Produkte

Audio Codecs

Audio Codecs - Sprachdigitalisierung

Wie bei der Digitalisierung der Sprache für die Fernsprechübertragung arbeiten Audio Codecs nach dem Prinzip Sampling, Quantisierung und Kodierung. Dadurch wird eine optimale Sprachqualität erreicht, um das analoge Sprachsignal über digitale Systeme zu übertragen.

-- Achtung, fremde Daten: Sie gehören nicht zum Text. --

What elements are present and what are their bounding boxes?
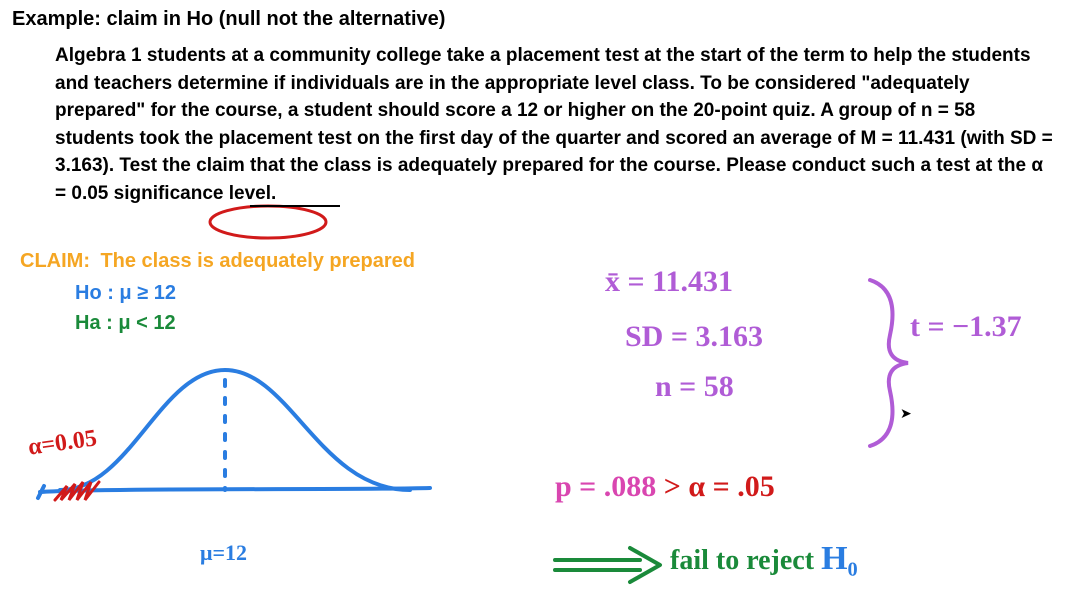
alpha-circle-annotation <box>210 206 326 238</box>
sd-value: SD = 3.163 <box>625 320 763 354</box>
n-value: n = 58 <box>655 370 734 404</box>
red-scribble <box>55 482 99 500</box>
alpha-compare: > α = .05 <box>656 470 774 503</box>
p-value: p = .088 <box>555 470 656 503</box>
baseline-tick-left <box>38 486 44 498</box>
ho-symbol: H₀ <box>821 540 858 577</box>
conclusion-text: fail to reject H₀ <box>670 540 858 578</box>
curve-baseline <box>40 488 430 492</box>
conclusion-arrow <box>555 548 660 582</box>
mu-label: μ=12 <box>200 540 247 566</box>
p-comparison: p = .088 > α = .05 <box>555 470 775 504</box>
bell-curve <box>60 370 410 490</box>
annotation-layer <box>0 0 1081 591</box>
cursor-icon: ➤ <box>900 405 912 422</box>
fail-to-reject: fail to reject <box>670 545 821 576</box>
t-value: t = −1.37 <box>910 310 1022 344</box>
xbar-value: x̄ = 11.431 <box>605 265 733 299</box>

Bei 8.000 Abtastungen pro Sekunde (Sampling), mit einer Quantisierung von 8-bit pro Abtastung ergibt sich eine Bitrate von 64 kBit pro Sekunde (nach µ-Law/a-Law). Diese Technik wird als PCM bezeichnet. Sie wird im leitungsvermittelten ISDN für die Digitalisierung und Übertragung der Sprache verwendet.
In einem paketvermittelten Netz ist man immer bestrebt Bandbreite zu sparen. Deshalb werden die Sprachdaten meistens noch komprimiert. Allerdings nimmt bei zunehmender Komprimierung die Sprachqualität ab, die Dekomprimierungszeit und die erforderliche Rechenleistung nehmen zu.
Es gilt: Je höher die Bitrate eines Audio Codecs ist, desto besser die Sprachqualität. Je niedriger die Bitrate, desto schlechter die Sprachqualität und höher der Bedarf an Rechenleistung. Das gilt jedoch nicht immer. Die meisten Audio Codecs nutzen die Eigenschaften der menschlichen Sprache, um möglichst verlustfrei zu komprimieren.
Es gibt verschiedene Audio Codecs, die für Multimedia-Übertragung im IP-Netzwerk geeignet sind. G.711 (PCM) ist der kleinste gemeinsame Nenner, was die Sprachqualität angeht. Es kommt ohne rechenintensive Kompression aus und braucht deshalb auch relativ viel Bandbreite. Werden die Sprachdaten mit einem anderen Audio Codec komprimiert, dann wird G.711 oft beim Qualitätsvergleich herangezogen.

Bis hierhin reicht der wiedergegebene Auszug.